West Africa has been very busy over the past week, with Suezmax charterers taking coverage on VLCC’s for the 2nd decade of February. Rates started at 260 at 70 for West Africa/UK Continent and quickly rose to 80. The highest fixture reported so far is 260 at 87.5 for West Africa/UK Continent, but it remains to be seen if that deal will get subjects given the now softening Suezmax market. West Africa/East charterers were cushioned, as they were still looking for end February loading dates, and have been able to entice vessels ballasting from the East. Rates began the week moving up from 260 at 55 and finished 260 at 67.5. There is a feeling that the peak has now passed.

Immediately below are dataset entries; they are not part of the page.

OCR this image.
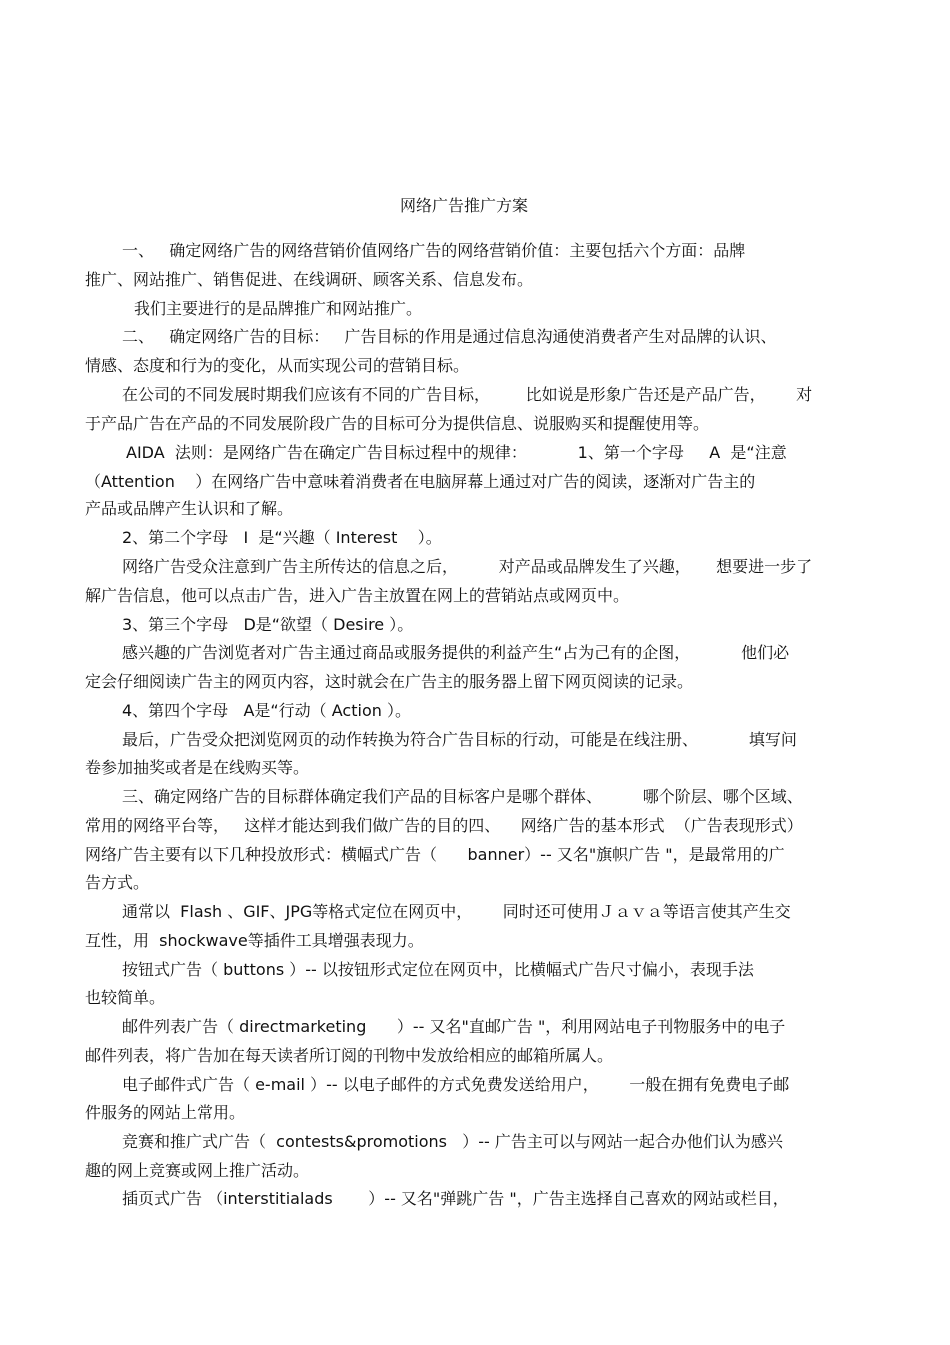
网络广告推广方案
一、   确定网络广告的网络营销价值网络广告的网络营销价值：主要包括六个方面：品牌
推广、网站推广、销售促进、在线调研、顾客关系、信息发布。
我们主要进行的是品牌推广和网站推广。
二、   确定网络广告的目标：   广告目标的作用是通过信息沟通使消费者产生对品牌的认识、
情感、态度和行为的变化，从而实现公司的营销目标。
在公司的不同发展时期我们应该有不同的广告目标，       比如说是形象广告还是产品广告，      对
于产品广告在产品的不同发展阶段广告的目标可分为提供信息、说服购买和提醒使用等。
AIDA  法则：是网络广告在确定广告目标过程中的规律：          1、第一个字母     A  是“注意
（Attention    ）在网络广告中意味着消费者在电脑屏幕上通过对广告的阅读，逐渐对广告主的
产品或品牌产生认识和了解。
2、第二个字母   I  是“兴趣（ Interest    ）。
网络广告受众注意到广告主所传达的信息之后，        对产品或品牌发生了兴趣，     想要进一步了
解广告信息，他可以点击广告，进入广告主放置在网上的营销站点或网页中。
3、第三个字母   D是“欲望（ Desire ）。
感兴趣的广告浏览者对广告主通过商品或服务提供的利益产生“占为己有的企图，          他们必
定会仔细阅读广告主的网页内容，这时就会在广告主的服务器上留下网页阅读的记录。
4、第四个字母   A是“行动（ Action ）。
最后，广告受众把浏览网页的动作转换为符合广告目标的行动，可能是在线注册、          填写问
卷参加抽奖或者是在线购买等。
三、确定网络广告的目标群体确定我们产品的目标客户是哪个群体、        哪个阶层、哪个区域、
常用的网络平台等，   这样才能达到我们做广告的目的四、    网络广告的基本形式  （广告表现形式）
网络广告主要有以下几种投放形式：横幅式广告（      banner）-- 又名"旗帜广告 "，是最常用的广
告方式。
通常以  Flash 、GIF、JPG等格式定位在网页中，      同时还可使用Ｊａｖａ等语言使其产生交
互性，用  shockwave等插件工具增强表现力。
按钮式广告（ buttons ）-- 以按钮形式定位在网页中，比横幅式广告尺寸偏小，表现手法
也较简单。
邮件列表广告（ directmarketing      ）-- 又名"直邮广告 "，利用网站电子刊物服务中的电子
邮件列表，将广告加在每天读者所订阅的刊物中发放给相应的邮箱所属人。
电子邮件式广告（ e-mail ）-- 以电子邮件的方式免费发送给用户，      一般在拥有免费电子邮
件服务的网站上常用。
竞赛和推广式广告（  contests&promotions   ）-- 广告主可以与网站一起合办他们认为感兴
趣的网上竞赛或网上推广活动。
插页式广告 （interstitialads       ）-- 又名"弹跳广告 "，广告主选择自己喜欢的网站或栏目，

In the Caribbean we have seen increased activity this week, mainly within the second decade February liftings, with rates being edged up due to the bullish sentiment in West Africa. As the week comes to the close rates have settled down.
The sentiment up on the Continent remains high due to the lack of vessels available up to the end of February, however with the co-freighting of Suezmax cargoes in West Africa we do expect an increase of ships arriving early March and falling Suezmax rates may lead to a diminishing sentiment next week.
The 30 day availability index shows 75 VLCCs arriving at Fujairah, of which five are over 15 years old – compared to 85 last week. With approximately 35 cargoes now covered for 1st decade February and an availability of 16 vessels up to the 9th February in Fujairah, the outstanding five or so cargoes yet to cover should be able to pick off tonnage as sentiment begins to weaken. Some of the second decade Chinese contract liftings have been announced before their New Year break, and the availability count looks to be around the 40 ship mark, up to and including 20th February. This looks adequate at this stage and Charterers seem far more relaxed this week compared to last.